At this time of year, in this region of the increasingly Great White North, we have a pernicious habit of wearing our worries on our sleeves.
Call it a somber reflection on the year that was or an anxious anticipation of the one that looms before us, but our moods rarely improve with the promise of winter’s darkening skies.
Our kids are still leaving for sunnier economic climes. Good, sustainable jobs continue to evade us. Our public debts and deficits persist in vexing us, though we haven’t the foggiest notion of how to settle them. Meanwhile, the pundits and prognosticators among us sally forth like so many members of a chorus in a Greek tragedy with whispers and whines of imminent doom.
But are our lives in the Atlantic Provinces really as awful as we imagine them to be? Think of those we’ve welcomed from other, sundered parts of the globe. Specifically, think of the Syrian newcomers who have, in recent months, found new reasons to hope along Canada’s East Coast.
Last year, a BuzzFeed News report, relying on data supplied by the United Nations and assorted research groups, concluded that in 2014, “as the war enters its fifth year. . .the most shocking finding is that life expectancy in Syria dropped from 76 years in 2010 to an estimated 56 years in 2014. . .Syria’s population has shrunk from 20.9 million to 17.6 million during that time as people have fled overseas or been killed, the report says. The country is now the world’s biggest source of refugees. Over half of Syria’s pre-war population have fled their homes during the conflict. . . The bulk of that group have remained displaced within Syria. Around 200,000 people have died in the conflict so far.”
A problem that’s far less dramatic than any of these, but nonetheless troubling, is the rise of anti-immigration sentiment everywhere, it seems, except Canada. According to a New York Tomes article late last month, “(Donald Trump’s) promise to deport (2-3 million) immigrants who have committed crimes suggested that he would dramatically step up removals of both people in the United States illegally and those with legal status. If carried out, the plan potentially would require raids by a vastly larger federal immigration force to hunt down these immigrants and send them out of the country.
Added Kevin Appleby, the senior director of international migration policy at the Center for Migration Studies of New York, for the Times: “If he wants to deport two to three million people, he’s got to rely on tactics that will divide communities and create fear throughout the country.
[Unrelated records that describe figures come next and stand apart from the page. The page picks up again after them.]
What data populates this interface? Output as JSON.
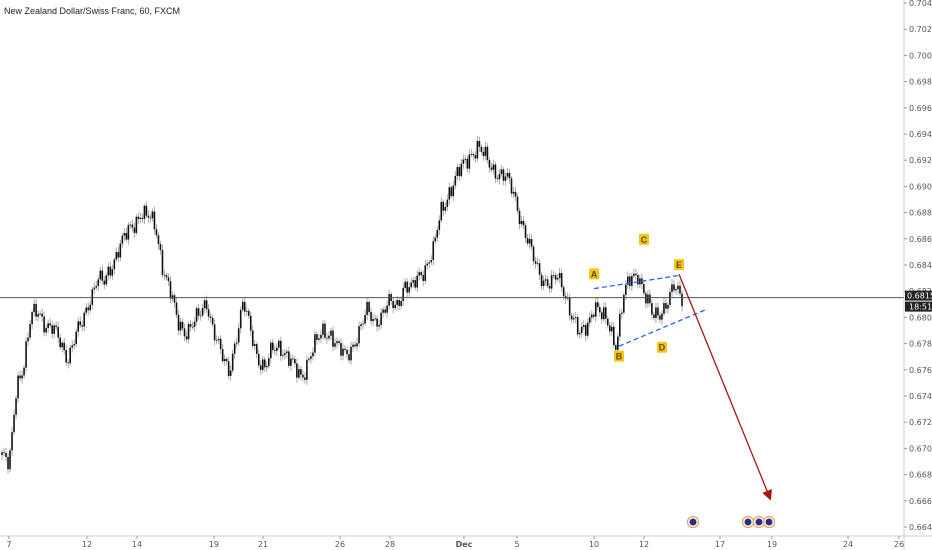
{
  "header": {
    "title": "New Zealand Dollar/Swiss Franc, 60, FXCM"
  },
  "chart_data": {
    "type": "candlestick",
    "symbol": "New Zealand Dollar/Swiss Franc",
    "interval": "60",
    "source": "FXCM",
    "ylim": [
      0.6636,
      0.7042
    ],
    "y_ticks": [
      "0.70400",
      "0.70200",
      "0.70000",
      "0.69800",
      "0.69600",
      "0.69400",
      "0.69200",
      "0.69000",
      "0.68800",
      "0.68600",
      "0.68400",
      "0.68200",
      "0.68000",
      "0.67800",
      "0.67600",
      "0.67400",
      "0.67200",
      "0.67000",
      "0.66800",
      "0.66600",
      "0.66400"
    ],
    "x_ticks": [
      "7",
      "12",
      "14",
      "19",
      "21",
      "26",
      "28",
      "Dec",
      "5",
      "10",
      "12",
      "17",
      "19",
      "24",
      "26"
    ],
    "close_series": [
      0.6695,
      0.6685,
      0.675,
      0.6765,
      0.68,
      0.6805,
      0.6795,
      0.679,
      0.678,
      0.677,
      0.6785,
      0.6795,
      0.6815,
      0.683,
      0.6825,
      0.684,
      0.6855,
      0.6862,
      0.687,
      0.6882,
      0.6876,
      0.6868,
      0.684,
      0.682,
      0.6795,
      0.679,
      0.6795,
      0.68,
      0.6812,
      0.679,
      0.677,
      0.6758,
      0.6785,
      0.681,
      0.679,
      0.677,
      0.676,
      0.6775,
      0.678,
      0.677,
      0.676,
      0.6755,
      0.677,
      0.678,
      0.679,
      0.6788,
      0.6775,
      0.677,
      0.678,
      0.679,
      0.6805,
      0.6798,
      0.6802,
      0.681,
      0.681,
      0.6825,
      0.682,
      0.6832,
      0.684,
      0.685,
      0.688,
      0.6895,
      0.6905,
      0.6915,
      0.6925,
      0.693,
      0.6922,
      0.6915,
      0.691,
      0.6905,
      0.6895,
      0.6875,
      0.6855,
      0.684,
      0.683,
      0.6825,
      0.683,
      0.682,
      0.68,
      0.6785,
      0.6795,
      0.681,
      0.68,
      0.6795,
      0.678,
      0.6815,
      0.683,
      0.6835,
      0.6815,
      0.68,
      0.6805,
      0.6812,
      0.6822,
      0.6815
    ],
    "last_price": "0.68151",
    "countdown": "18:51",
    "wave_labels": [
      {
        "label": "A",
        "x": "Dec 10",
        "y": 0.6826
      },
      {
        "label": "B",
        "x": "Dec 11",
        "y": 0.678
      },
      {
        "label": "C",
        "x": "Dec 12",
        "y": 0.685
      },
      {
        "label": "D",
        "x": "Dec 13",
        "y": 0.6786
      },
      {
        "label": "E",
        "x": "Dec 14",
        "y": 0.6833
      }
    ],
    "trendlines": [
      {
        "name": "upper",
        "from": {
          "x": "Dec 10",
          "y": 0.6822
        },
        "to": {
          "x": "Dec 14",
          "y": 0.6832
        }
      },
      {
        "name": "lower",
        "from": {
          "x": "Dec 11",
          "y": 0.6778
        },
        "to": {
          "x": "Dec 15",
          "y": 0.6806
        }
      }
    ],
    "projection": {
      "from": {
        "x": "Dec 14",
        "y": 0.6833
      },
      "to": {
        "x": "Dec 19",
        "y": 0.6662
      }
    },
    "event_markers_count": 4,
    "colors": {
      "candle": "#111111",
      "wick": "#999999",
      "trendline": "#2962ff",
      "projection": "#a31616",
      "label_bg": "#f5c518",
      "price_line": "#555555"
    }
  }
}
He would have to conduct a sweep, or raids or tactics such as those, to reach the numbers he wants to reach. It would create a police state, in which they would have to be aggressively looking for people.”
Fear is the operative word these days. It is again becoming a media meme song. Still, here in Atlantic Canada, we may count our blessings – however minor we often perceive them to be – on our sleeves frayed with worry. Even the Conference Board of Canada says we’re doing pretty well, all things considered.
Says Marie-Christine Bernard, Associate Director, Provincial Forecast: “All three Maritime provincial economies are expected to perform better in the new year. This largely boils down to growth in the tourism, forestry, agriculture, and fishing sectors, as well as increasing exports to the U.S. and abroad boosted by a lower Canadian dollar.”
So, buck up my fellow New Brusnwickers. It could be worse. . .much worse.